Saturday, October 10, 2020

TRUMPET DECLARES WAR ON CAPE VERDE

As Hurricane Delta hit the United States, President Trumpet declared, “I am not going to take it anymore!” As the tenth named storm to hit the US this year made landfall, Trumpet blasted, “These hurricanes have all originated in Africa and I am not going to tolerate it any longer. Every time they strike Florida I have to cancel my golf game.”

Most of the hurricanes are spawned off West Africa’s coast near Cape Verde when hot dry Sahara desert winds meet cooler, wetter winds from the South Atlantic. “Unless the responsible African nations take suitable action to reduce these storms I will be imposing sanctions on Cape Verde immediately,” Trumpet declared.


When advised by his staff that hurricane formation was a natural phenomenon, not generated by human activity, Trumpet snapped, “I  will be sending my son-in-law, Jared (I Know Everything) Kushner to head up a task force to reduce the temperature of the Saharan winds and negotiate a stoppage to these destructive hurricanes.”


The fact that the US does not import anything from the Cape Verde island-nation did not deter Trumpet from his sanction threat. “If I can’t slap a tariff on something, then I will use my dark felt marker to delete them from the world map. See how they like that!”

Friday, October 9, 2020

VP DEBATE FLY IDENTIFIED

During last night’s Vice-Presidential Debate a fly-like object landed on the hair of Vice President Mike Pence for about two minutes. Sources close to the Democratic Party claimed that it was not an ordinary fly, but rather a strategic drone. 

The drone-fly, named Filbert, was flown into the hall when Pence’s    face appeared to glass over and he appeared more comatose than usual. Republican technicians used the fly to reboot the computer chip planted in Pence’s hair that was programmed with calculated responses to the debate questions. 

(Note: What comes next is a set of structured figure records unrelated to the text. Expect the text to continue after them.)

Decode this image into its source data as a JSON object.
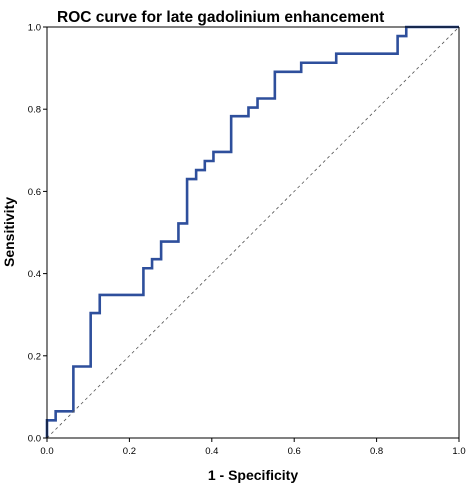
{
  "chart_data": {
    "type": "line",
    "title": "ROC curve for late gadolinium enhancement",
    "xlabel": "1 - Specificity",
    "ylabel": "Sensitivity",
    "xlim": [
      0,
      1
    ],
    "ylim": [
      0,
      1
    ],
    "x_ticks": [
      "0.0",
      "0.2",
      "0.4",
      "0.6",
      "0.8",
      "1.0"
    ],
    "y_ticks": [
      "0.0",
      "0.2",
      "0.4",
      "0.6",
      "0.8",
      "1.0"
    ],
    "grid": false,
    "legend": "none",
    "colors": {
      "roc_line": "#2e4f9c",
      "reference_line": "#555555",
      "axis": "#000000"
    },
    "series": [
      {
        "style": "solid",
        "x": [
          0.0,
          0.0,
          0.021,
          0.021,
          0.064,
          0.064,
          0.106,
          0.106,
          0.128,
          0.128,
          0.234,
          0.234,
          0.255,
          0.255,
          0.277,
          0.277,
          0.319,
          0.319,
          0.34,
          0.34,
          0.362,
          0.362,
          0.383,
          0.383,
          0.404,
          0.404,
          0.447,
          0.447,
          0.489,
          0.489,
          0.511,
          0.511,
          0.553,
          0.553,
          0.617,
          0.617,
          0.702,
          0.702,
          0.851,
          0.851,
          0.872,
          0.872,
          0.915,
          0.915,
          0.936,
          1.0
        ],
        "y": [
          0.0,
          0.043,
          0.043,
          0.065,
          0.065,
          0.174,
          0.174,
          0.304,
          0.304,
          0.348,
          0.348,
          0.413,
          0.413,
          0.435,
          0.435,
          0.478,
          0.478,
          0.522,
          0.522,
          0.63,
          0.63,
          0.652,
          0.652,
          0.674,
          0.674,
          0.696,
          0.696,
          0.783,
          0.783,
          0.804,
          0.804,
          0.826,
          0.826,
          0.891,
          0.891,
          0.913,
          0.913,
          0.935,
          0.935,
          0.978,
          0.978,
          1.0,
          1.0,
          1.0,
          1.0,
          1.0
        ]
      },
      {
        "style": "dashed",
        "x": [
          0,
          1
        ],
        "y": [
          0,
          1
        ]
      }
    ]
  }
}
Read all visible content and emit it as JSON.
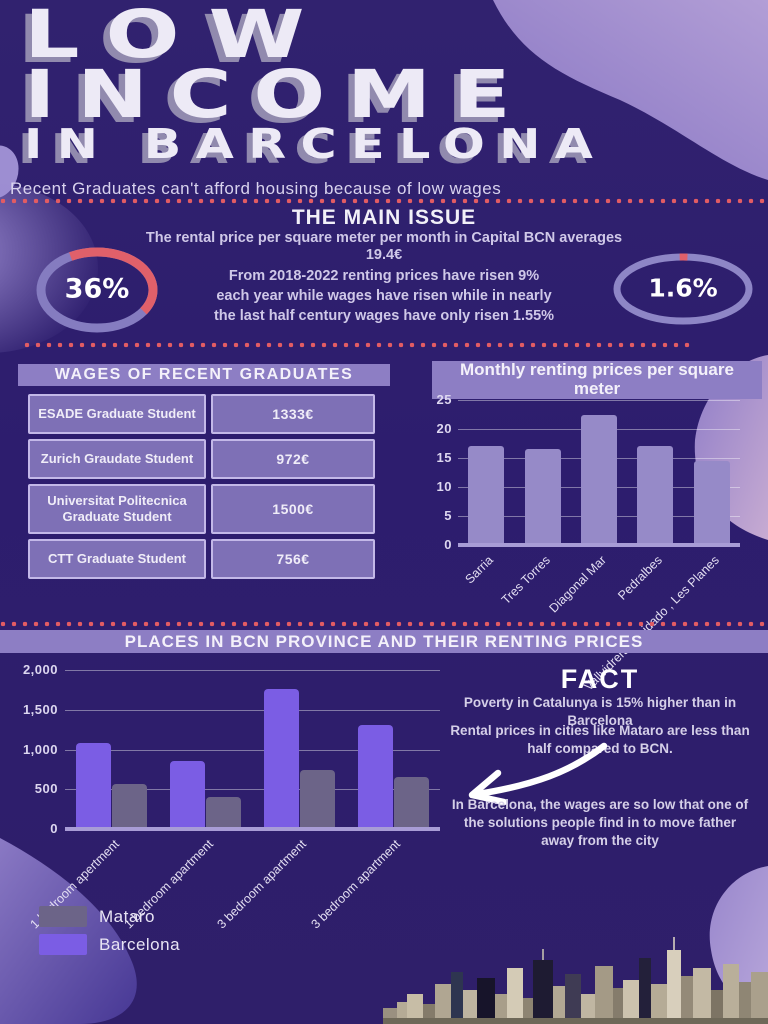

Technician, I.M. Honest, reported that with Pence’s rather plastic countenance, it is often difficult to determine if he is experiencing a technical short circuit or is just clueless. Unfortunately, with the time delay of two minutes, many of Pence’s subsequent answers to the moderator’s questions were not always in synch! 


The faulty computer chip was also responsible for Pence’s inability to stop talking even after being chastised to stop several times by the moderator. Filbert did not remain longer as it had an urgent message to return to it’s White House base to assist Donald with his TV remote which appeared to be stuck watching “Big Bang Theory” reruns.